February 3, 2026 l By Dalena Reporters
For more than five decades, Nigeria has wrestled with the haunting legacy of the 1967–1970 civil war—a conflict that claimed an estimated one to three million lives, most of them ethnic Igbo civilians. Yet in classrooms across the country today, the tragedy widely known as the Biafran genocide has been reduced to a footnote, stripped of its human cost and political context. Critics say this erasure is not accidental but the result of deliberate government policy aimed at reshaping national memory.
The removal of detailed accounts of the Biafran war from school curricula began gradually in the late 1970s under successive military regimes. Education officials argued that revisiting the conflict could reopen ethnic wounds and threaten national unity. Textbooks were revised to present the war as a “misunderstanding” rather than a humanitarian catastrophe, while references to starvation, mass displacement, and targeted killings disappeared almost entirely from official narratives.
Historians and rights groups contend that the policy amounts to state-sponsored denial. According to them, generations of Nigerian students have grown up with little knowledge of the air blockades that starved children in Biafra, the massacres that preceded secession, or the international relief efforts that struggled to save millions. What remains in many textbooks is a sanitized version emphasizing reconciliation slogans such as “No Victor, No Vanquished,” without confronting the crimes that made reconciliation necessary.
The campaign to suppress the memory intensified after the return to civilian rule in 1999. Several attempts by academics to reintroduce comprehensive civil war studies were reportedly blocked by federal education authorities. Publishers who included graphic accounts faced pressure to withdraw the materials, while teachers who encouraged open discussion were cautioned to avoid “divisive topics.” The official position remained that national cohesion required silence.
Survivors of the conflict view the policy as a second injustice. Elderly witnesses in the South-East recount how children died in their arms from kwashiorkor, how markets were bombed, and how entire communities vanished. For them, the government’s refusal to acknowledge these experiences denies closure and dignity. “If a nation cannot tell the truth about its past, it condemns itself to repeat it,” one community leader in Enugu lamented during a recent memorial event.

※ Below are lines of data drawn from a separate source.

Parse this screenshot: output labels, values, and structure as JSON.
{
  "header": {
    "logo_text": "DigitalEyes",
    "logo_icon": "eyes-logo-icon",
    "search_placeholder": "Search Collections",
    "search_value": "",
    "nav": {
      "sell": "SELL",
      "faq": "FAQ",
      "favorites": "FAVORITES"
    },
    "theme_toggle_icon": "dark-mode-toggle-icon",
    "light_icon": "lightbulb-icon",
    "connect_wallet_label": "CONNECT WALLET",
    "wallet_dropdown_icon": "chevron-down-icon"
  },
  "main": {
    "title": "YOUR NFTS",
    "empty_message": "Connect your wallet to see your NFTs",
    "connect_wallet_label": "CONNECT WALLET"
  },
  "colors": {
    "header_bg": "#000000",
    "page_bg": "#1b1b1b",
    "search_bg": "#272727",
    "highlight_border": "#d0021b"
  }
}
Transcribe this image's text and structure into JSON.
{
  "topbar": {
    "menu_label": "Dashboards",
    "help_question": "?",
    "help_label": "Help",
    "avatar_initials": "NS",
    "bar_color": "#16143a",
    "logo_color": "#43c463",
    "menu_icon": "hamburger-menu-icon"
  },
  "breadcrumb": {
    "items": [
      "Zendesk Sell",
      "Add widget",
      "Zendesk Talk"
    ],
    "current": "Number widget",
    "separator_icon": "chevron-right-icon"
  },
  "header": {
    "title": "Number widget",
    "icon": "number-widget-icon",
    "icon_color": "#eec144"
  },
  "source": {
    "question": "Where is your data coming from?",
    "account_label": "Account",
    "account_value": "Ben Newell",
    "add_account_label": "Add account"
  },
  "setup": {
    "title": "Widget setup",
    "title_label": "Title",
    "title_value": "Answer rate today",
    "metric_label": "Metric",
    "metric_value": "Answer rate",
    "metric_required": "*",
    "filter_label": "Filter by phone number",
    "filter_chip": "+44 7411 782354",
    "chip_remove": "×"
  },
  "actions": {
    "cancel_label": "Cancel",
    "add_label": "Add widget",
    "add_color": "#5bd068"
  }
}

The issue has gained renewed attention with the rise of pro-Biafra movements demanding recognition and restitution. Activists argue that the exclusion of the genocide from national history fuels misunderstanding between ethnic groups and enables contemporary violence. They call for an independent truth commission, inclusion of survivor testimonies in curricula, and national days of remembrance similar to those observed for other global tragedies.
Government officials, however, maintain that the current curriculum promotes unity and forward-looking patriotism. The Federal Ministry of Education insists that the civil war is taught “appropriately” and that excessive focus on atrocities could destabilize a fragile federation. This stance has drawn criticism from international scholars who note that countries such as Germany, Rwanda, and South Africa achieved stronger unity by confronting, not concealing, their darkest chapters.
The debate strikes at the heart of Nigeria’s identity. Is unity built on forgetting or on honest reckoning? As the last generation of direct witnesses fades, the risk grows that the Biafran genocide will survive only in family stories and fading photographs. For many Nigerians, the struggle to restore the truth to history books is more than an academic dispute—it is a fight for recognition of millions whose voices were buried with the war.
Until the nation finds the courage to teach its children what truly happened between 1967 and 1970, the ghosts of Biafra will continue to shadow Nigeria’s present, whispering reminders that a people without memory is a people without justice.